2) LES BASES POLITIQUES ET JURIDIQUES
Le concept de défense populaire est l'émanation
de la politique déclaratoire des autorités politiques
camerounaises et fait également l'objet de textes juridiques.
a) LE DISCOURS POLITIQUE
L'accession à l'indépendance du Cameroun s'est
faite de manière chaotique et plus particulièrement pendant la
première moitié des années 1960. La lutte contre la
guérilla empêchait toute réflexion stratégique de
défense de l'unité nationale et la préservation de la paix
civile intérieure.
Une fois que la rébellion a été
réduite, et que les Forces ont regagné les casernes, les
autorités politiques pouvaient désormais réfléchir
à la défense globale du pays. Il fallait prioritairement axer son
effort sur la construction de l'unité nationale et la
préservation de la paix civile intérieure.
Il faut également noter que la guerre du Biafra a
favorisé le développement de cette pensée
stratégique dans la mesure où, pour la première fois,
l'intégrité du territoire national était en danger ; les
troupes du Colonel Ojukwu, chef de la sécession biafraise,
mèneront des incursions au Cameroun à la recherche d'une base
arrière.
Bien qu'énoncé de façon différente
depuis l'indépendance du pays, le concept camerounais de défense
a véritablement été défini lors de
Les F.A.C. face aux nouvelles formes de menaces
à la sécurité : d'une Armée « de garde »
vers une Armée « d'avant-garde » 1960-2010
l'important discours prononcé le 15 août 1970
devant les élèves officiers de la promotion du
10ème anniversaire de l'indépendance par le
Président Ahmadou Ahidjo (Owono 1985 : 9).

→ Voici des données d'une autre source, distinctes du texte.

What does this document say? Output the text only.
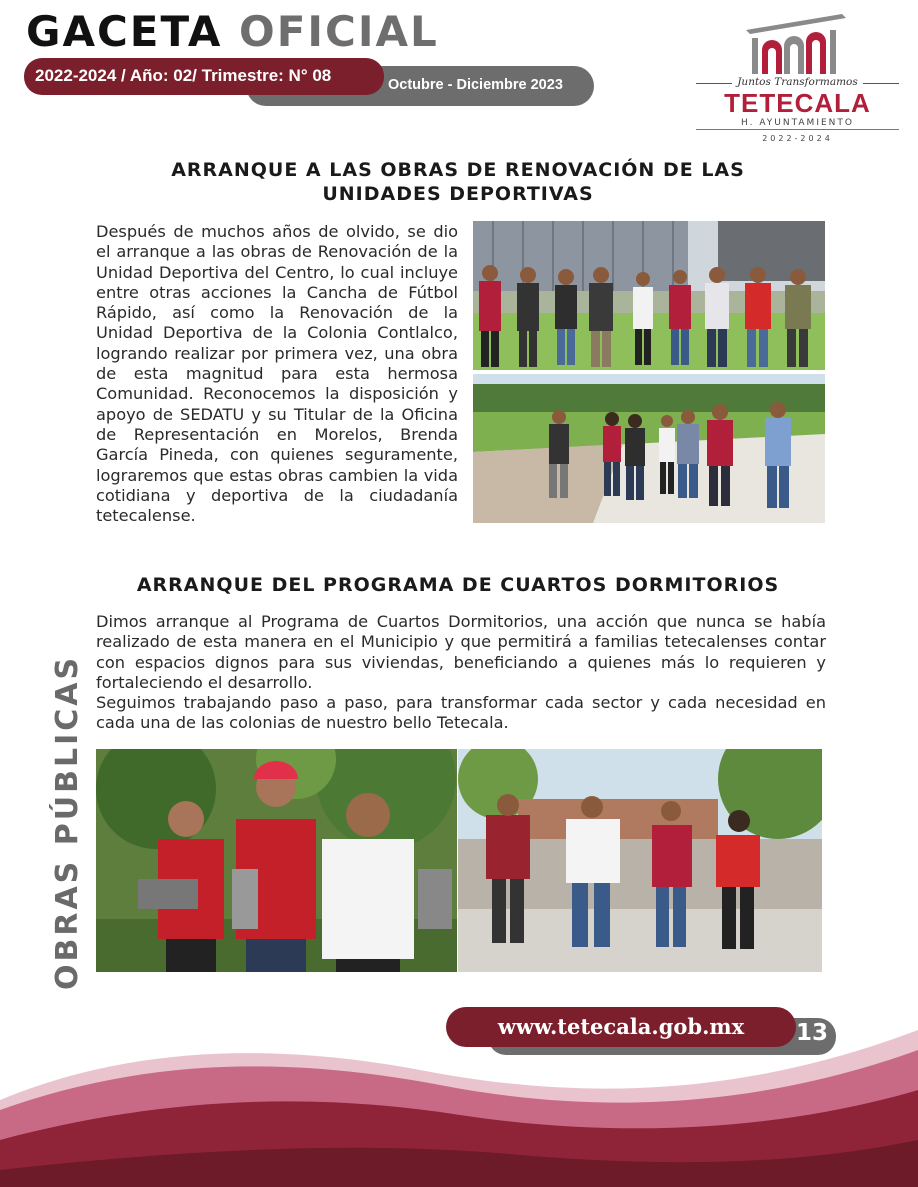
GACETA OFICIAL
Octubre - Diciembre 2023
2022-2024 / Año: 02/ Trimestre: N° 08	Juntos Transformamos
TETECALA
H. AYUNTAMIENTO
2022-2024
ARRANQUE A LAS OBRAS DE RENOVACIÓN DE LAS UNIDADES DEPORTIVAS

Después de muchos años de olvido, se dio el arranque a las obras de Renovación de la Unidad Deportiva del Centro, lo cual incluye entre otras acciones la Cancha de Fútbol Rápido, así como la Renovación de la Unidad Deportiva de la Colonia Contlalco, logrando realizar por primera vez, una obra de esta magnitud para esta hermosa Comunidad. Reconocemos la disposición y apoyo de SEDATU y su Titular de la Oficina de Representación en Morelos, Brenda García Pineda, con quienes seguramente, lograremos que estas obras cambien la vida cotidiana y deportiva de la ciudadanía tetecalense.

ARRANQUE DEL PROGRAMA DE CUARTOS DORMITORIOS

Dimos arranque al Programa de Cuartos Dormitorios, una acción que nunca se había realizado de esta manera en el Municipio y que permitirá a familias tetecalenses contar con espacios dignos para sus viviendas, beneficiando a quienes más lo requieren y fortaleciendo el desarrollo.

Seguimos trabajando paso a paso, para transformar cada sector y cada necesidad en cada una de las colonias de nuestro bello Tetecala.

OBRAS PÚBLICAS
www.tetecala.gob.mx	13
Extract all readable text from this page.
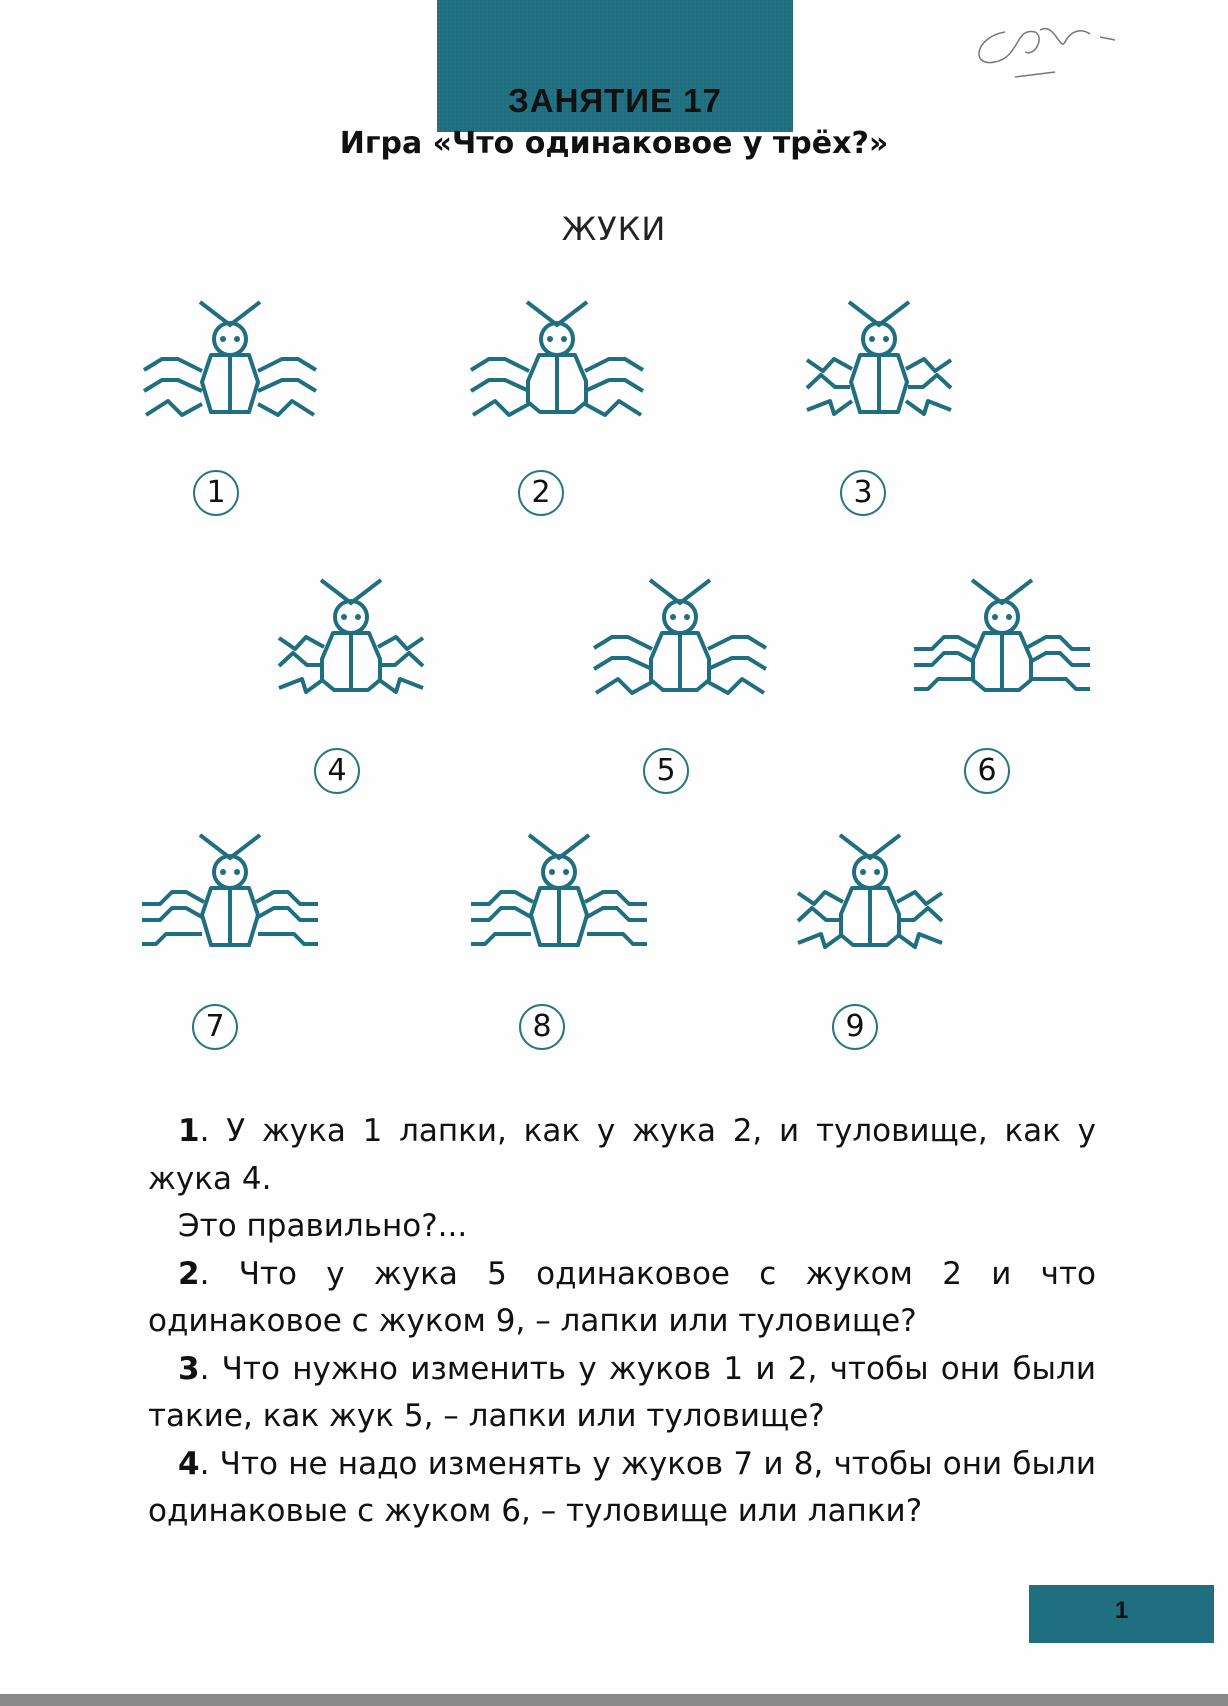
ЗАНЯТИЕ 17
Игра «Что одинаковое у трёх?»
ЖУКИ
1	2	3
4	5	6
7	8	9

1. У жука 1 лапки, как у жука 2, и туловище, как у жука 4.

Это правильно?...

2. Что у жука 5 одинаковое с жуком 2 и что одинаковое с жуком 9, – лапки или туловище?

3. Что нужно изменить у жуков 1 и 2, чтобы они были такие, как жук 5, – лапки или туловище?

4. Что не надо изменять у жуков 7 и 8, чтобы они были одинаковые с жуком 6, – туловище или лапки?

1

Il déclare, en effet,
que : « Notre défense doit être nationale,
c'est-à-dire, l'affaire de tous, l'affaire du peuple tout entier. Les
menaces auxquelles nous pouvons être emmenés à faire face
exigent des moyens que seule la défense populaire peut fournir. Les
Armées ne suffisent pas pour sauver une nation, tandis que qu'une nation
de défense par le peuple est invincible ». Cette conception
traduit bien un choix, même si elle n'est pas originale en soi puisque
d'autres, parmi lesquels les idéologues et les stratèges chinois,
l'avaient déjà énoncé auparavant : le choix est
celui d'une défense de l'Etat assurée par l'ensemble des
citoyens, à quelque niveau qu'ils se trouvent. Il s'agit de «
créer pour l'envahisseur, un éventuel guêpier,
inévitable, inexorable, le mettant ici et là en état
d'infériorité à exploiter par nos Forces Armées,
relativement critique par le nombre, mais de la meilleure qualité, pour
l'attaque, mobiles, agressives et déterminées » (Ela
Ela 2000 :148). Une telle manoeuvre aurait l'avantage d'empêcher toute
conquête territoriale décisive ou permettre un gage territorial
sans égal avec les dommages subis par l'ennemi.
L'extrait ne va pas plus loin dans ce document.